Était-ce du cynisme, de l’arrogance, de la provocation ou s’agissait-il d’un banal problème d’éducation? En tout cas il faut bien avoir un problème avec soi-même pour s’installer au pouvoir par un massacre qui a fait plus de 500 victimes et avoir le culot d’accuser ceux qui ont fui la barbarie de ne pas aimer leur pays. Tout bien heureux qu’il était de pouvoir s’adresser aux Togolais de la diaspora le week-end dernier sur les ondes de FM Liberté, l’usurpateur-putschiste de Lomé II a étalé pendant une quarantaine de minutes toutes les tares qu’on peut avoir quand on n’a pas appris ce qu’on appelle RESPECT. Si le but poursuivi par l’usurpateur était de prouver à ceux qui en douteraient encore qu’il est bien le fils de son dictateur de père, on doit dire que l’essai est plus que réussi. Le dictateur père traitait ses opposants exilés «d’aventuriers», son fils nous traite de Togolais sans cœur qu’il invite «à aimer leur pays».

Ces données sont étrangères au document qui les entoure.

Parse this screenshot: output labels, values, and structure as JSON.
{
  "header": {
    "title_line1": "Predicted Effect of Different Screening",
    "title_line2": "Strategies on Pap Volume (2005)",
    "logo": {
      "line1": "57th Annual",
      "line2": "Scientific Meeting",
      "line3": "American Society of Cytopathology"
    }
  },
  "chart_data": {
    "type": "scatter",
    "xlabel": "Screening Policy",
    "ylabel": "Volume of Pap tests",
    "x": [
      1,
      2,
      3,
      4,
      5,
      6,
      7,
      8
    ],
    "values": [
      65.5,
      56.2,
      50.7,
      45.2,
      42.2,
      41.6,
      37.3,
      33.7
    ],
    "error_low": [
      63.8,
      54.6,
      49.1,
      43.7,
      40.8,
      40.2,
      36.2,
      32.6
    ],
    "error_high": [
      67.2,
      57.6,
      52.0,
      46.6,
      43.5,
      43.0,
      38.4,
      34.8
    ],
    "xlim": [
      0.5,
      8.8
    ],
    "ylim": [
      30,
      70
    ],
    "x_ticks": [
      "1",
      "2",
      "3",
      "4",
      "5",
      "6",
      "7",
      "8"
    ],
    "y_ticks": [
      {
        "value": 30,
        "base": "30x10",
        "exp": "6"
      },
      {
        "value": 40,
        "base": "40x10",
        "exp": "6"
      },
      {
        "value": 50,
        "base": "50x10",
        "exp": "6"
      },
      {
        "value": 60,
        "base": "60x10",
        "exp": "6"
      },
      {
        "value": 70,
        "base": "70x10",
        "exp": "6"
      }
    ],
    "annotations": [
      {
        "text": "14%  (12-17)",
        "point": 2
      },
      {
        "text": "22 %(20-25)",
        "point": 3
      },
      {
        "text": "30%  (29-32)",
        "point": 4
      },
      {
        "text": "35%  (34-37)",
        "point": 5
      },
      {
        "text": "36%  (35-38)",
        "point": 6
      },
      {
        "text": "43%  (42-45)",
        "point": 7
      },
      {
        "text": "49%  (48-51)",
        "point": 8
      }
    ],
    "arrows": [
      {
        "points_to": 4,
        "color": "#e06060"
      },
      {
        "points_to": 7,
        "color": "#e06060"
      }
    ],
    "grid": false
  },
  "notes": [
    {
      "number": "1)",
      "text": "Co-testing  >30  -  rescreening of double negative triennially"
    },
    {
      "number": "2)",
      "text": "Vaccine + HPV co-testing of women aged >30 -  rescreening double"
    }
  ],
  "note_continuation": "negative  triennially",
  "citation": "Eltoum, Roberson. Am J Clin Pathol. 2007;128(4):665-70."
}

Sur la forme, si je disais que tout ça est la faute de Kodjo Epou, ce ne serait pas juste, car notre compatriote journaliste n’a fait que tendre le micro à quelqu’un qui croyait avoir quelque chose à dire. Mais je ne peux m’empêcher de poser la question. Fallait-il vraiment tendre le micro de FM LIBERTE à un monsieur qui visiblement ne sait pas ce que le mot Liberté veut dire? Étant donné que la réponse à cette question ne peut être tranchée pour des raisons de liberté d’expression justement, il aurait peut être fallu administrer au préalable un cours intensif de démocratie à l’usurpateur et bien s’assurer qu’il a compris la leçon avant de passer à l’interview. Cela aurait permis à l’invité de se rendre compte d’entrée de jeu qu’il n’était pas dans les studios de Togo-Presse alias «La Nouvelle Marche» ni sur le plateau de la TVT alias RTNM (Radio Télévision de la Nouvelle Marche). Au lieu de cela, commettant une inexplicable confusion des rôles, Kodjo Epou a même cru devoir se fendre en remerciements alambiqués lorsque l’usurpateur qui, tout au long de l’interview, aura passé son temps à tout rejeter sur les autres, déclare que ce n’est pas sa faute si les Togolais de la diaspora ne peuvent pas voter et que c’est la faute aux «techniciens» de l’administration togolaise accusés d’être incapables de mettre en place un système de vote pour les Togolais de l’extérieur. On se demande bien pourquoi et au nom de qui le journaliste remercie un individu dont les mains sont couvertes de sang de milliers de Togolais et qui finalement n’a répondu à aucune des questions qui lui ont été posées par le journaliste. Cette interview a été sûrement pour Kodjo Epou et FM-Liberté un coup médiatique, mais sans plus.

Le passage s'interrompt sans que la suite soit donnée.